Methods: We propose a new algorithm for subgroup discovery within the Mapper graph. We refer to the task as hotspot detection as it is designed to identify homogenous and geometrically compact subsets of patients, which are distinct with respect to their clinical or molecular profiles (e.g. survival). Furthermore, we propose to include the existence of a hotspot as a criterion while searching the parameter space, addressing one of the key limitations of the Mapper algorithm (i.e. parameter selection).

Results: Two experiments were performed to demonstrate the efficacy of the algorithm, including an artificial hotspot in the Two Circles dataset and a real world case study of subgroup discovery in oestrogen receptor-positive breast cancer. Our hotspot detection algorithm successfully identified graphs containing homogenous communities of nodes within the Two Circles dataset. When applied to gene expression data of ER+ breast cancer patients, appropriate parameters were identified to generate a Mapper graph revealing a hotspot of ER+ patients with poor prognosis and characteristic patterns of gene expression. This was subsequently confirmed in an independent breast cancer dataset.

Conclusions: Our proposed method can be effectively applied for subgroup discovery with pathology data.
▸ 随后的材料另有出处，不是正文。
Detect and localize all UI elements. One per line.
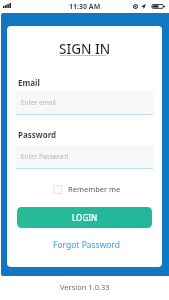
button[interactable]: Remember me (53, 184, 121, 194)
button[interactable]: LOGIN (17, 207, 152, 228)
other: Cellular signal (3, 3, 11, 8)
staticText: SIGN IN (59, 40, 111, 58)
other: Alarm (133, 4, 138, 9)
staticText: Enter email (21, 98, 56, 107)
other: Battery (152, 4, 166, 9)
button[interactable]: Enter Password (16, 145, 153, 169)
staticText: Remember me (68, 184, 121, 194)
other: Location (141, 4, 146, 9)
staticText: Version 1.0.33 (60, 282, 110, 292)
staticText: Email (18, 77, 40, 88)
button[interactable]: Forgot Password (53, 239, 121, 251)
staticText: 11:30 AM (69, 2, 101, 12)
button[interactable]: Enter email (16, 91, 153, 115)
staticText: Password (18, 129, 57, 140)
staticText: LOGIN (72, 212, 98, 223)
staticText: Enter Password (21, 152, 69, 161)
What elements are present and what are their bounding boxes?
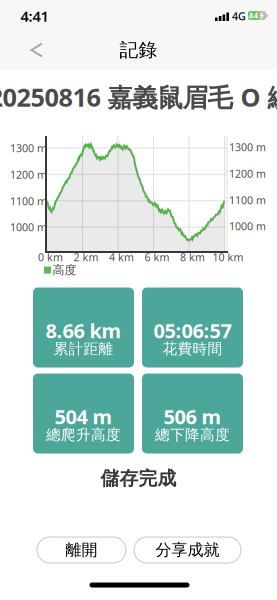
staticText: 總下降高度 — [155, 426, 230, 444]
staticText: 1300 m — [10, 141, 47, 155]
staticText: 1200 m — [229, 166, 266, 181]
staticText: 1000 m — [229, 219, 266, 233]
staticText: 4:41 — [20, 6, 48, 26]
staticText: 4G — [232, 9, 246, 23]
staticText: 44 — [248, 10, 258, 21]
staticText: 05:06:57 — [154, 317, 232, 344]
staticText: 儲存完成 — [100, 467, 176, 490]
staticText: 8.66 km — [46, 317, 122, 344]
staticText: 1100 m — [229, 193, 266, 207]
staticText: 花費時間 — [162, 340, 222, 358]
button[interactable]: Back — [0, 0, 277, 70]
staticText: 10 km — [213, 250, 244, 264]
staticText: 總爬升高度 — [46, 426, 121, 444]
staticText: 2 km — [74, 250, 98, 264]
staticText: 0 km — [38, 250, 63, 264]
staticText: 4 km — [109, 250, 134, 264]
staticText: 離開 — [66, 540, 98, 560]
staticText: 1200 m — [10, 167, 47, 182]
button[interactable]: 離開 — [37, 537, 126, 563]
staticText: 20250816 嘉義鼠眉毛 O 繞 — [0, 80, 277, 114]
staticText: 1300 m — [229, 140, 266, 154]
staticText: 8 km — [180, 250, 205, 264]
staticText: 1000 m — [10, 220, 47, 234]
staticText: 6 km — [145, 250, 170, 264]
staticText: 504 m — [54, 403, 112, 430]
staticText: 506 m — [164, 403, 222, 430]
staticText: 1100 m — [10, 194, 47, 208]
staticText: 高度 — [52, 263, 76, 277]
staticText: 累計距離 — [54, 340, 114, 358]
staticText: 記錄 — [120, 38, 158, 61]
staticText: 分享成就 — [156, 540, 220, 560]
button[interactable]: 分享成就 — [134, 537, 241, 563]
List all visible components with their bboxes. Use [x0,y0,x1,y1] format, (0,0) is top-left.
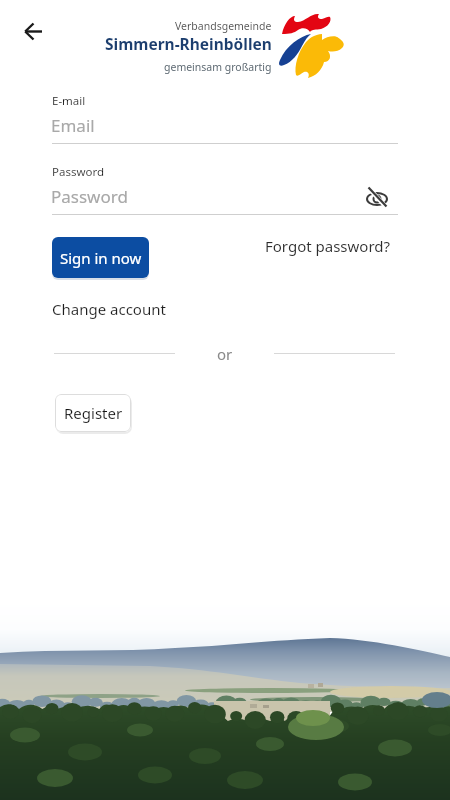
staticText: E-mail [52,93,86,109]
staticText: Simmern-Rheinböllen [105,33,272,54]
button[interactable]: Forgot password? [265,236,391,256]
staticText: Sign in now [60,248,142,268]
staticText: Password [52,164,105,180]
staticText: or [217,344,233,364]
staticText: Verbandsgemeinde [175,19,272,33]
staticText: Email [51,114,95,137]
button[interactable] [15,13,51,49]
button[interactable]: Sign in now [52,237,149,278]
button[interactable]: Email [52,110,398,144]
staticText: Register [64,403,123,423]
staticText: gemeinsam großartig [164,60,272,74]
button[interactable] [360,182,394,216]
button[interactable]: Register [55,394,131,432]
staticText: Password [51,185,128,208]
button[interactable]: Password [52,181,398,215]
button[interactable]: Change account [52,299,166,319]
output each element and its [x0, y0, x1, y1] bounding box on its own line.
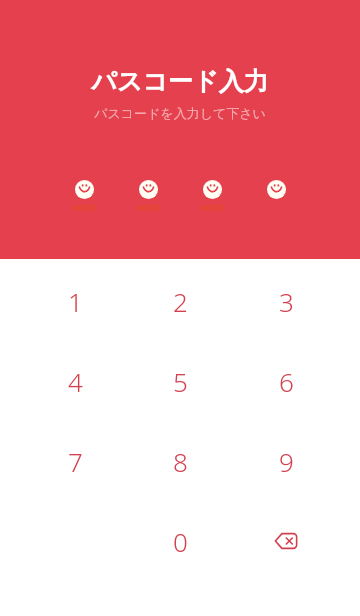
staticText: 8: [173, 444, 188, 479]
button[interactable]: 5: [127, 341, 233, 421]
staticText: 5: [173, 364, 188, 399]
button[interactable]: 2: [127, 261, 233, 341]
staticText: 0: [173, 524, 188, 559]
staticText: 7: [68, 444, 83, 479]
staticText: 9: [279, 444, 294, 479]
button[interactable]: 4: [22, 341, 128, 421]
button[interactable]: 7: [22, 421, 128, 501]
staticText: 6: [279, 364, 294, 399]
staticText: パスコードを入力して下さい: [94, 105, 266, 121]
button[interactable]: 0: [127, 501, 233, 581]
button[interactable]: 8: [127, 421, 233, 501]
button[interactable]: Backspace: [233, 501, 339, 581]
button[interactable]: 9: [233, 421, 339, 501]
button[interactable]: 3: [233, 261, 339, 341]
staticText: 4: [68, 364, 83, 399]
staticText: パスコード入力: [91, 66, 269, 97]
button[interactable]: 6: [233, 341, 339, 421]
button[interactable]: 1: [22, 261, 128, 341]
staticText: PASS!: [137, 201, 160, 213]
staticText: PASS!: [201, 201, 224, 213]
staticText: 1: [68, 284, 83, 319]
staticText: 2: [173, 284, 188, 319]
staticText: 3: [279, 284, 294, 319]
staticText: PASS!: [73, 201, 96, 213]
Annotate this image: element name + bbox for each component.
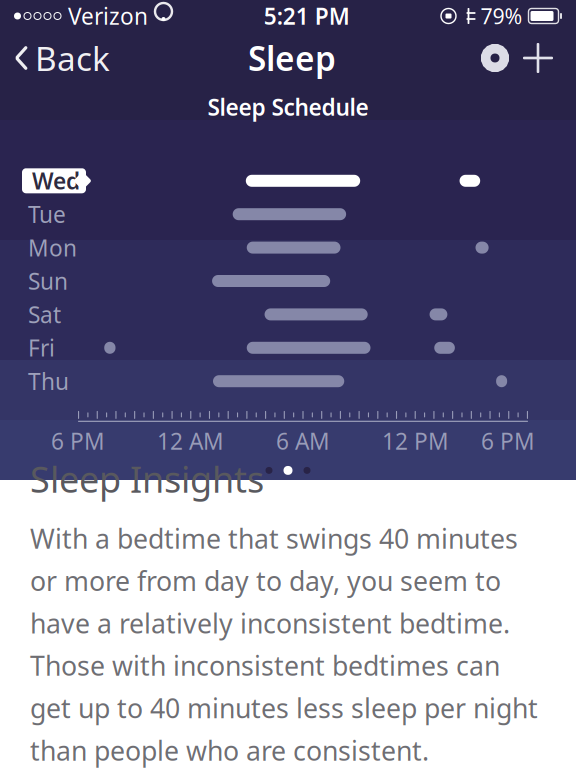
staticText: Sun xyxy=(28,266,68,296)
staticText: 6 AM xyxy=(276,426,330,456)
staticText: Verizon xyxy=(68,1,148,31)
staticText: Fri xyxy=(28,333,55,363)
staticText: 5:21 PM xyxy=(264,1,350,31)
staticText: 6 PM xyxy=(481,426,535,456)
button[interactable]: Back xyxy=(0,30,110,86)
staticText: 12 PM xyxy=(382,426,449,456)
staticText: Sleep Schedule xyxy=(208,92,368,122)
staticText: Sat xyxy=(28,299,61,330)
staticText: Wed xyxy=(32,166,80,196)
staticText: Back xyxy=(35,36,110,80)
staticText: 6 PM xyxy=(51,426,105,456)
staticText: With a bedtime that swings 40 minutes or… xyxy=(30,521,538,768)
staticText: Sleep Insights xyxy=(30,455,264,503)
staticText: Sleep xyxy=(248,36,336,80)
staticText: Thu xyxy=(28,366,69,396)
staticText: Tue xyxy=(28,199,66,229)
button[interactable]: Add xyxy=(516,38,560,78)
staticText: 79% xyxy=(480,2,522,30)
button[interactable]: Settings xyxy=(474,37,516,79)
staticText: 12 AM xyxy=(157,426,224,456)
staticText: Mon xyxy=(28,233,77,263)
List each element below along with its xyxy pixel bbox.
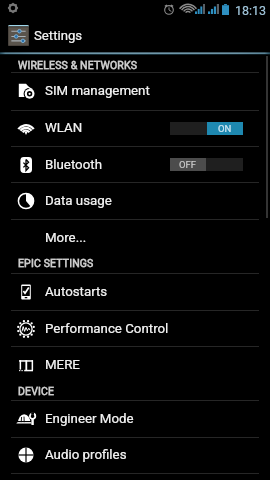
staticText: Audio profiles bbox=[45, 447, 127, 463]
staticText: Autostarts bbox=[45, 284, 108, 300]
button[interactable]: Bluetooth bbox=[0, 146, 270, 183]
staticText: DEVICE bbox=[18, 385, 55, 397]
staticText: WLAN bbox=[45, 120, 83, 136]
button[interactable]: Engineer Mode bbox=[0, 400, 270, 438]
staticText: 18:13 bbox=[235, 3, 267, 18]
staticText: WIRELESS & NETWORKS bbox=[18, 59, 138, 71]
staticText: ON bbox=[218, 123, 232, 134]
button[interactable]: Audio profiles bbox=[0, 437, 270, 473]
button[interactable]: Switch off bbox=[170, 158, 243, 171]
staticText: Bluetooth bbox=[45, 157, 102, 173]
button[interactable]: Data usage bbox=[0, 182, 270, 219]
staticText: Settings bbox=[34, 28, 83, 43]
button[interactable]: Autostarts bbox=[0, 273, 270, 310]
staticText: More... bbox=[45, 230, 87, 246]
button[interactable]: WLAN bbox=[0, 110, 270, 146]
staticText: Performance Control bbox=[45, 321, 169, 337]
button[interactable]: More... bbox=[0, 219, 270, 256]
button[interactable]: Performance Control bbox=[0, 310, 270, 347]
staticText: SIM management bbox=[45, 83, 150, 99]
button[interactable]: MERE bbox=[0, 346, 270, 383]
staticText: MERE bbox=[45, 357, 80, 373]
button[interactable]: Switch on bbox=[170, 122, 243, 135]
staticText: EPIC SETTINGS bbox=[18, 257, 94, 269]
staticText: Data usage bbox=[45, 193, 112, 209]
button[interactable]: SIM management bbox=[0, 72, 270, 110]
staticText: Engineer Mode bbox=[45, 411, 134, 427]
staticText: OFF bbox=[179, 159, 197, 170]
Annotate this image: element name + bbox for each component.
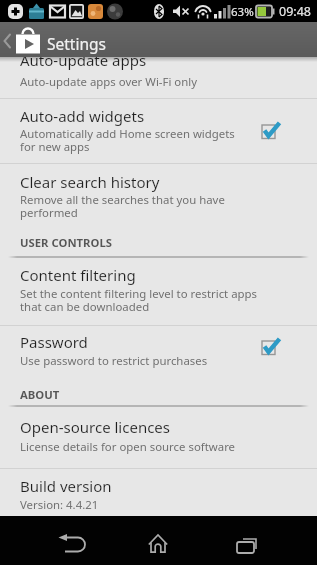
staticText: Auto-update apps over Wi-Fi only xyxy=(20,74,197,90)
button[interactable]: Auto-update apps xyxy=(0,22,317,98)
staticText: 09:48 xyxy=(279,3,311,20)
staticText: Auto-update apps xyxy=(20,50,147,70)
staticText: Open-source licences xyxy=(20,417,171,437)
button[interactable]: Clear search history xyxy=(0,164,317,229)
staticText: Version: 4.4.21 xyxy=(20,497,99,513)
button[interactable] xyxy=(133,524,185,560)
button[interactable]: Password xyxy=(0,326,317,377)
staticText: Auto-add widgets xyxy=(20,106,145,126)
staticText: Content filtering xyxy=(20,265,136,285)
button[interactable]: Build version xyxy=(0,469,317,516)
staticText: ABOUT xyxy=(20,387,60,402)
staticText: Settings xyxy=(47,33,106,54)
staticText: License details for open source software xyxy=(20,439,236,455)
button[interactable]: Open-source licences xyxy=(0,408,317,468)
button[interactable]: Auto-add widgets xyxy=(0,99,317,163)
staticText: Use password to restrict purchases xyxy=(20,353,208,369)
staticText: Build version xyxy=(20,476,112,496)
staticText: Set the content filtering level to restr… xyxy=(20,286,258,314)
button[interactable] xyxy=(43,524,95,560)
staticText: 63% xyxy=(231,4,254,20)
staticText: Clear search history xyxy=(20,172,160,192)
staticText: USER CONTROLS xyxy=(20,235,112,250)
staticText: Remove all the searches that you have pe… xyxy=(20,192,225,220)
button[interactable]: Content filtering xyxy=(0,259,317,325)
staticText: Automatically add Home screen widgets fo… xyxy=(20,126,235,154)
button[interactable]: Settings xyxy=(0,22,317,57)
staticText: Password xyxy=(20,332,88,352)
button[interactable] xyxy=(222,524,274,560)
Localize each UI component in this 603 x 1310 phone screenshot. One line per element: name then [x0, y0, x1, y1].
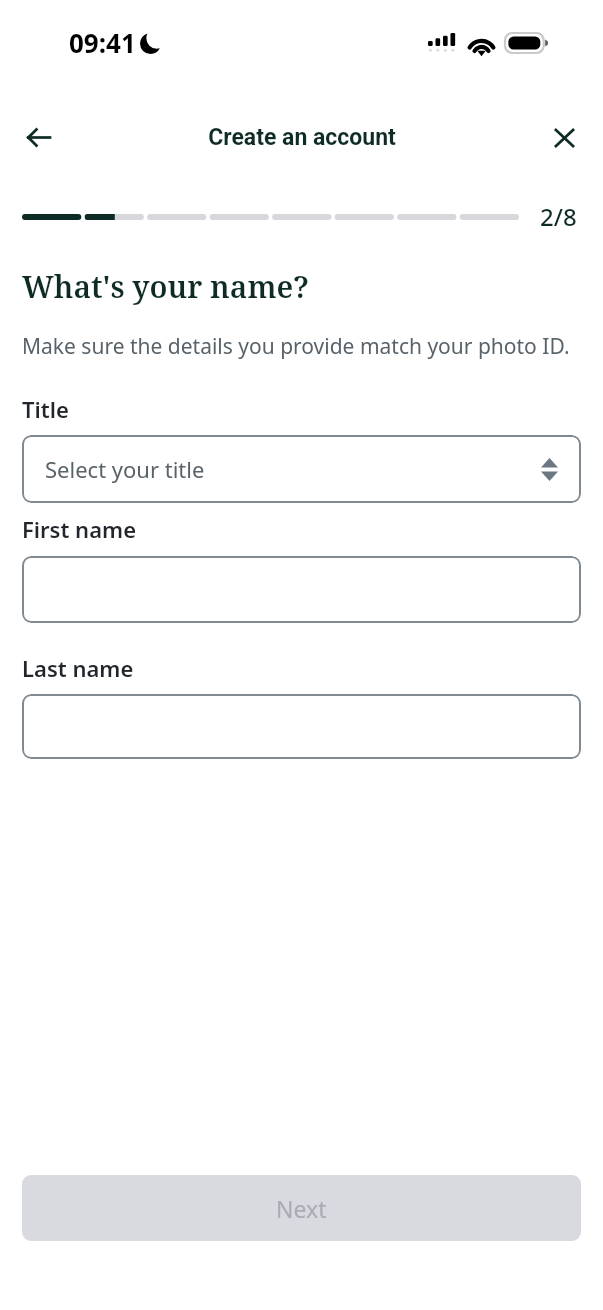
button[interactable]: [22, 556, 581, 623]
staticText: Next: [276, 1193, 327, 1224]
button[interactable]: Next: [22, 1175, 581, 1241]
staticText: 2/8: [540, 200, 577, 233]
staticText: 09:41: [69, 25, 136, 60]
staticText: What's your name?: [22, 266, 309, 307]
staticText: Title: [22, 394, 69, 424]
button[interactable]: Back: [10, 109, 67, 166]
staticText: Make sure the details you provide match …: [22, 332, 570, 361]
button[interactable]: Select your title: [22, 435, 581, 503]
staticText: First name: [22, 514, 137, 544]
staticText: Create an account: [208, 124, 396, 151]
staticText: Last name: [22, 653, 134, 683]
staticText: Select your title: [45, 454, 205, 484]
button[interactable]: Close: [536, 109, 593, 166]
button[interactable]: [22, 694, 581, 759]
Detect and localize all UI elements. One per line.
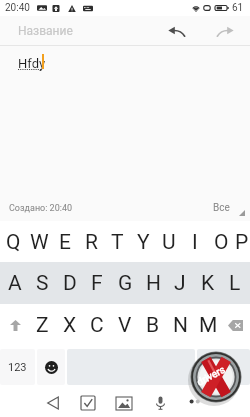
button[interactable]: Q xyxy=(0,224,26,260)
button[interactable]: K xyxy=(195,265,221,301)
button[interactable]: Insert image xyxy=(106,389,142,417)
staticText: Z xyxy=(36,313,49,338)
button[interactable]: S xyxy=(29,265,55,301)
button[interactable]: Emoji xyxy=(37,349,65,385)
staticText: M xyxy=(199,313,218,338)
button[interactable]: C xyxy=(84,307,110,343)
button[interactable]: Voice input xyxy=(142,389,178,417)
button[interactable]: E xyxy=(52,224,78,260)
button[interactable]: Z xyxy=(29,307,55,343)
button[interactable]: Enter xyxy=(197,349,250,385)
staticText: H xyxy=(146,271,161,296)
staticText: F xyxy=(91,271,103,296)
staticText: B xyxy=(146,313,160,338)
button[interactable]: B xyxy=(140,307,166,343)
staticText: C xyxy=(90,313,104,338)
staticText: Hfdy xyxy=(18,56,46,71)
staticText: O xyxy=(214,230,229,255)
button[interactable]: P xyxy=(234,224,250,260)
button[interactable]: 123 xyxy=(0,349,35,385)
button[interactable]: D xyxy=(57,265,83,301)
button[interactable]: Redo xyxy=(201,16,250,46)
button[interactable]: Checklist xyxy=(70,389,106,417)
staticText: Создано: 20:40 xyxy=(9,203,73,214)
staticText: U xyxy=(162,230,176,255)
button[interactable]: V xyxy=(112,307,138,343)
button[interactable]: Shift xyxy=(2,307,28,343)
staticText: Название xyxy=(18,24,73,38)
staticText: Q xyxy=(6,230,21,255)
button[interactable]: Undo xyxy=(152,16,201,46)
button[interactable]: X xyxy=(57,307,83,343)
staticText: J xyxy=(174,271,186,296)
staticText: W xyxy=(30,230,49,255)
staticText: R xyxy=(85,230,98,255)
staticText: Все xyxy=(213,202,230,214)
button[interactable]: N xyxy=(167,307,193,343)
staticText: A xyxy=(8,271,22,296)
staticText: drivers xyxy=(195,363,228,388)
button[interactable]: Backspace xyxy=(222,307,248,343)
button[interactable]: I xyxy=(182,224,208,260)
staticText: P xyxy=(235,230,249,255)
button[interactable]: A xyxy=(2,265,28,301)
button[interactable]: Back xyxy=(35,389,70,417)
button[interactable]: F xyxy=(84,265,110,301)
staticText: L xyxy=(229,271,241,296)
staticText: K xyxy=(201,271,215,296)
button[interactable]: G xyxy=(112,265,138,301)
staticText: G xyxy=(118,271,133,296)
button[interactable]: Space xyxy=(67,349,195,385)
button[interactable]: Все xyxy=(213,195,250,221)
button[interactable]: H xyxy=(140,265,166,301)
staticText: X xyxy=(63,313,77,338)
button[interactable]: T xyxy=(104,224,130,260)
staticText: V xyxy=(118,313,132,338)
button[interactable]: W xyxy=(26,224,52,260)
button[interactable]: O xyxy=(208,224,234,260)
staticText: D xyxy=(63,271,77,296)
button[interactable]: J xyxy=(167,265,193,301)
staticText: T xyxy=(111,230,124,255)
button[interactable]: U xyxy=(156,224,182,260)
staticText: S xyxy=(36,271,49,296)
staticText: 61 xyxy=(232,2,244,14)
staticText: I xyxy=(192,230,198,255)
staticText: Y xyxy=(137,230,150,255)
button[interactable]: Y xyxy=(130,224,156,260)
staticText: 123 xyxy=(8,361,27,374)
staticText: N xyxy=(173,313,188,338)
staticText: 20:40 xyxy=(5,2,30,14)
button[interactable]: M xyxy=(195,307,221,343)
staticText: E xyxy=(59,230,71,255)
button[interactable]: R xyxy=(78,224,104,260)
button[interactable]: L xyxy=(222,265,248,301)
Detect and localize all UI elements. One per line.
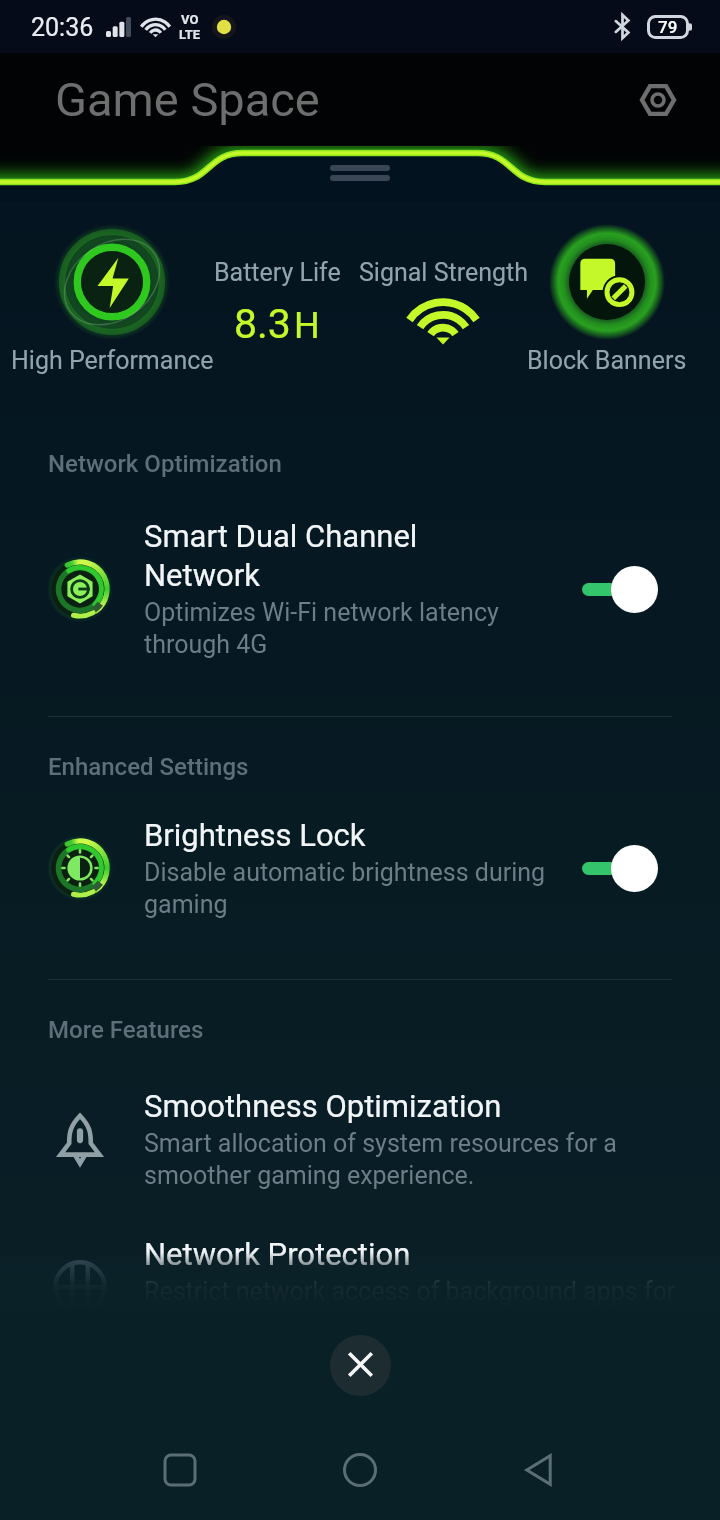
staticText: Smart Dual Channel Network [144, 518, 418, 593]
staticText: Disable automatic brightness during gami… [144, 858, 546, 919]
staticText: 79 [658, 17, 678, 37]
button[interactable]: Settings [634, 76, 682, 124]
staticText: 8.3 [234, 300, 291, 348]
button[interactable]: Home [325, 1435, 395, 1505]
button[interactable]: Smart Dual Channel Network [0, 518, 720, 659]
button[interactable]: Brightness Lock [0, 817, 720, 919]
staticText: Block Banners [527, 346, 687, 375]
button[interactable]: Smoothness Optimization [0, 1088, 720, 1190]
button[interactable]: High Performance [16, 222, 208, 402]
staticText: Smart allocation of system resources for… [144, 1129, 617, 1190]
staticText: VO [181, 12, 199, 27]
staticText: Enhanced Settings [48, 753, 249, 781]
button[interactable]: Recents [145, 1435, 215, 1505]
button[interactable]: Toggle [581, 843, 659, 893]
staticText: Optimizes Wi-Fi network latency through … [144, 598, 499, 659]
staticText: 20:36 [31, 13, 94, 42]
staticText: H [294, 305, 320, 347]
staticText: High Performance [11, 346, 214, 375]
staticText: Game Space [55, 72, 320, 127]
button[interactable]: Back [505, 1435, 575, 1505]
staticText: Network Protection [144, 1236, 411, 1272]
button[interactable]: Toggle [581, 564, 659, 614]
staticText: Battery Life [214, 258, 341, 287]
staticText: More Features [48, 1016, 204, 1044]
staticText: LTE [179, 27, 201, 42]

It allows us to find optimal parameters of the Mapper algorithm, bridging the gap between its potential and the translational research.

求助全文

通过发布文献求助，成功后即可免费获取论文全文。去求助

来源期刊

BMC Medical Informatics and Decision Making 医学-医学：信息

CiteScore

7.20

自引率

5.70%

发文量

297

审稿时长

1 months

期刊介绍： BMC Medical Informatics and Decision Making is an open access journal publishing original peer-reviewed research articles in relation to the design, development, implementation, use, and evaluation of health information technologies and decision-making for human health.